The second type of probe, on the other hand, is aimed quite directly at Tor. When a Tor client within China connected to a US-based bridge relay, we consistently found that at the next round 15 minute interval (HH:00, HH:15, HH:30, HH:45), the bridge relay would receive a probe from hosts within China that not only established a TCP connection, but performed an SSL negotiation, an SSL renegotiation, and then spoke the Tor protocol sufficiently to build a one-hop circuit and send a BEGIN_DIR cell. No matter what TCP port the bridge was listening on, once a Tor client from China connected, within 3 minutes of the next 15 minute interval we saw a series of probes including at least one connection speaking the Tor protocol.

Obviously this is disturbing. And unlike previous, passive efforts to block Tor, these active attacks are tough to defend against. After all, Tor was designed to be a public service. If the general public can download a Tor client and connect to a bridge, so can the Chinese government. This means that protocol-level workarounds (obfuscators, for example) will only work until China cares enough to stop them.

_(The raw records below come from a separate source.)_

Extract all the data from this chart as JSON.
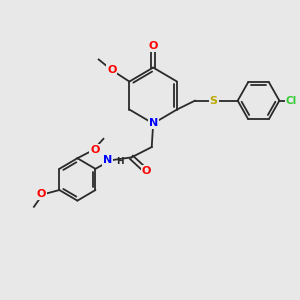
{
  "background_color": "#e8e8e8",
  "bond_color": "#2a2a2a",
  "atom_colors": {
    "N": "#0000ff",
    "O": "#ff0000",
    "S": "#bbaa00",
    "Cl": "#33cc33",
    "C": "#2a2a2a",
    "H": "#2a2a2a"
  },
  "figsize": [
    3.0,
    3.0
  ],
  "dpi": 100
}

The situation isn’t hopeless: proposed workarounds include password protecting Tor bridges, which might solve the problem to an extent — though it seems to me that this is just kicking the problem down the road a bit. As with the bridge security model, it embeds the assumption that Chinese users can find bridges/passwords, but their government can’t. More to the point, any password protocol is going to have to work hard to look ‘innocent’ (i.e., not Tor-like) to someone who doesn’t know the password. There are a lot of ways this could go wrong.

On the research side there are ideas like Telex which would eliminate the need for bridges by embedding anti-censorship into the network. Chinese Tor clients would make TLS connections to arbitrary US websites; the connections would be monitored by special Telex routers along the way; any TLS connection with a special steganographic marking would get transparently re-routed to the nearest Tor node. Unfortunately, while the crypto in Telex is great, actually deploying it would be a nightmare — and would almost certainly require government cooperation. Even if Western governments were game, the Chinese government could respond by banning overseas TLS connections altogether.

One last note: I love a good mystery, so does anyone care to speculate about those “garbage probes”? What are they — a test? Automated fuzzing? Most likely they’re an attempt to provoke a response from some other TLS server that the Chinese government cares about, but if it’s not Tor then what is it?

Tim’s full investigation can be found here.

Update 1/26: Emily Stark points me to the Flash Proxies project out of Stanford. This would put Tor proxies in individual client machines, thus massively increasing the number of bridges available and eliminating the outgoing client->bridge connection. They even have an implementation, though I warn you: running untrusted traffic through your Flash plugin is not for the faint of heart!